Background: Cyclosporin has improved the outcome for steroid-resistant patients with focal glomerulosclerosis, but there is a proportion of patients that are either cyclosporin-resistant or suffer relapses, needing long-term therapy to sustain the remission. In these cases, preliminary reports suggest that tacrolimus could be an alternative therapy, but to date the evidence is limited to small series of patients with no long-term follow-up.

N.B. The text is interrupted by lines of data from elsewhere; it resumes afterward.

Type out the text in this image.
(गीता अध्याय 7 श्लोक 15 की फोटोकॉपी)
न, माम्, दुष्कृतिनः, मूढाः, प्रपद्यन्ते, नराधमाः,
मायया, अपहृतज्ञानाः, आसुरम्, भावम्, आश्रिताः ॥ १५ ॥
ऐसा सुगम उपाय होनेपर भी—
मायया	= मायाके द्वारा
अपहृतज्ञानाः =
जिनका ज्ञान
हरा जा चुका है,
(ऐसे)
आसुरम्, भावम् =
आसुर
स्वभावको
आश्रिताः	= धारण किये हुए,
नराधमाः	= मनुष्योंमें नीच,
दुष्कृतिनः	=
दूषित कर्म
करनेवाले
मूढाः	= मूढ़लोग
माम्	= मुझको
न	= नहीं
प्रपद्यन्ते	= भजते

Methods: In this study we analysed the efficacy and safety of a combined therapy of tacrolimus and steroids in 25 patients (mean serum creatinine= 1.24+/-0.49 mg/dl; mean proteinuria=10.2+/-9.5 g/day; mean serum albumin=2.4+/-0.58 g/dl) with idiopathic primary focal glomerulosclerosis and proven resistance to or dependence on cyclosporin A.
Results: After a 6 months trial of tacrolimus and steroids, proteinuria decreased in 17 patients (68%) (complete remission in 10 patients (40%), partial remission in two patients (8%) and a moderate reduction in proteinuria to levels <3 g/day was seen in five additional patients (20%)). The only predictor of response to tacrolimus was a previous response to cyclosporin and prednisone, either as a complete or partial remission (remission rate 75% vs 15.3; P=0.036). Mean time to remission was 112+/-24 days. After tacrolimus discontinuation, 13/17 patients (76%) relapsed and were treated with a second trial of tacrolimus for 1 year, achieving complete remission in five patients (38.4%), partial remission in four patients (30.7%) and reduction of proteinuria <3 g/day in four patients (30.7%). After 2 years of follow-up, 12 patients (48%) were on sustained remission. The main side effect was acute reversible nephrotoxicity (40%). Predictors of renal toxicity were age (P=0.037), baseline creatinine (P=0.046) and tacrolimus trough level (P=0.001).
Conclusions: We conclude that combined therapy of tacrolimus and steroids induce sustained remission of proteinuria in a significant number of patients with idiopathic focal glomerulosclerosis whose disease was not controlled by the standard therapy of steroids and cyclosporin A.